Le choix des titres vient souligner que le designer ne travaille pas en fonction des seuls pôles esthétique et d’usage. Contour, General Dynamic, Empress : il se rend attentif au mouvement des lignes, à l’instant où elles font passer la matière de l’indistinction à la génération d’un volume, à celui où l’usage naît d’une évidence et scelle finalement l’objet de l’empreinte de l’individu.
Dans le même espace, trois séquences vidéo à valeur d’esquisse sont projetées, dont la sourde activité anime la morphogenèse d’espaces modélisés. Le virtuel n’est pas pour Julian Mayor un en-soi : il ne doit pas céder au devenir lisse qu’on lui promet. Dans sa pratique, il est ce hiatus qui existe entre la fonction d’un objet et sa vie propre, l’interstice à investir entre sa stricte utilité et les possibles qu’il suppose en termes de production en amont, et d’usage en aval. Pour mieux l’interroger, la forme humaine en est absente, sinon contenue dans la fabrication et suggérée par l’assise des chaises : des halos de lumière accentuent l’effet d’apparition de ce mobilier fantomatique sans être déshumanisé.
En témoignent les ombres produites par ces véritables personnages, qui rappellent celles de Burnout Bench au rez-de-chaussée de la galerie. Elles y forment au mur des lignes de fuite séduisant le Wallpaper d’insultes de Kin-Wah Tsang, qui s’attache aussi à détourner les codes de nos modes d’habitation.
On regrette cependant la discrétion de ce papier peint singulier, qui contrairement à l’habituelle contamination des espaces qu’il investit, se contente de la forme-tableau, en simple clin d’oeil. Toujours est il qu’en écho à la double nature lisse et rugueuse des objets de Julian Mayor, son motif sériel tout en fleurs et en arabesques est répété au moyen artisanal de la sérigraphie, rendant son aspérité à l’indifférence qu’on accorde en général à notre environnement.

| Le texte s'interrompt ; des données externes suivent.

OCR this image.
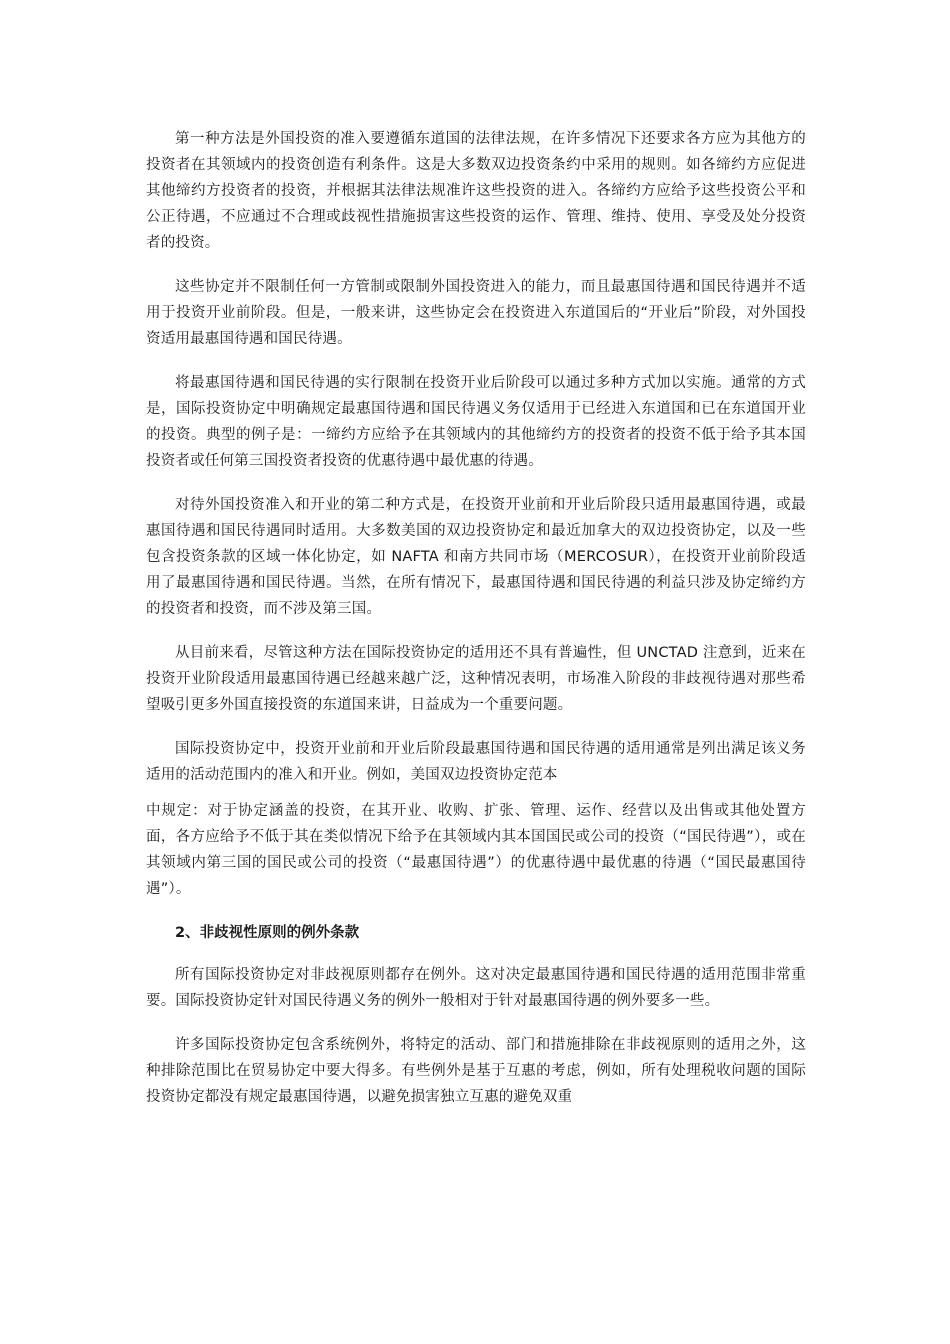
第一种方法是外国投资的准入要遵循东道国的法律法规，在许多情况下还要求各方应为其他方的投资者在其领域内的投资创造有利条件。这是大多数双边投资条约中采用的规则。如各缔约方应促进其他缔约方投资者的投资，并根据其法律法规准许这些投资的进入。各缔约方应给予这些投资公平和公正待遇，不应通过不合理或歧视性措施损害这些投资的运作、管理、维持、使用、享受及处分投资者的投资。

这些协定并不限制任何一方管制或限制外国投资进入的能力，而且最惠国待遇和国民待遇并不适用于投资开业前阶段。但是，一般来讲，这些协定会在投资进入东道国后的“开业后”阶段，对外国投资适用最惠国待遇和国民待遇。

将最惠国待遇和国民待遇的实行限制在投资开业后阶段可以通过多种方式加以实施。通常的方式是，国际投资协定中明确规定最惠国待遇和国民待遇义务仅适用于已经进入东道国和已在东道国开业的投资。典型的例子是：一缔约方应给予在其领域内的其他缔约方的投资者的投资不低于给予其本国投资者或任何第三国投资者投资的优惠待遇中最优惠的待遇。

对待外国投资准入和开业的第二种方式是，在投资开业前和开业后阶段只适用最惠国待遇，或最惠国待遇和国民待遇同时适用。大多数美国的双边投资协定和最近加拿大的双边投资协定，以及一些包含投资条款的区域一体化协定，如 NAFTA 和南方共同市场（MERCOSUR），在投资开业前阶段适用了最惠国待遇和国民待遇。当然，在所有情况下，最惠国待遇和国民待遇的利益只涉及协定缔约方的投资者和投资，而不涉及第三国。

从目前来看，尽管这种方法在国际投资协定的适用还不具有普遍性，但 UNCTAD 注意到，近来在投资开业阶段适用最惠国待遇已经越来越广泛，这种情况表明，市场准入阶段的非歧视待遇对那些希望吸引更多外国直接投资的东道国来讲，日益成为一个重要问题。

国际投资协定中，投资开业前和开业后阶段最惠国待遇和国民待遇的适用通常是列出满足该义务适用的活动范围内的准入和开业。例如，美国双边投资协定范本

中规定：对于协定涵盖的投资，在其开业、收购、扩张、管理、运作、经营以及出售或其他处置方面，各方应给予不低于其在类似情况下给予在其领域内其本国国民或公司的投资（“国民待遇”），或在其领域内第三国的国民或公司的投资（“最惠国待遇”）的优惠待遇中最优惠的待遇（“国民最惠国待遇”）。

2、非歧视性原则的例外条款

所有国际投资协定对非歧视原则都存在例外。这对决定最惠国待遇和国民待遇的适用范围非常重要。国际投资协定针对国民待遇义务的例外一般相对于针对最惠国待遇的例外要多一些。

许多国际投资协定包含系统例外，将特定的活动、部门和措施排除在非歧视原则的适用之外，这种排除范围比在贸易协定中要大得多。有些例外是基于互惠的考虑，例如，所有处理税收问题的国际投资协定都没有规定最惠国待遇，以避免损害独立互惠的避免双重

— Julian Mayor, Burnout Bench, 2007. Métal. 80 x 60 x 60 cm chaque partie.
— Julian Mayor, Contour, 2000. Métal. 80 x 60 x 60 cm.
— Julian Mayor, Empress, 2003. Bois. 80 x 60 x 60 cm.
— Julian Mayor, General Dynamic, 2004. Résine polyester. 80 x 60 x 60 cm.
— Julian Mayor, Impression Chair, 2002. Bois. 80 x 60 x 60 cm.
— Julian Mayor, Clone, 2005. Bois. 100 x 45 x 45 cm.
— Kin-Wah Tsang, Interior, 2003. Sérigraphie à la main sur papier peint. 47 x 1000 cm le rouleau.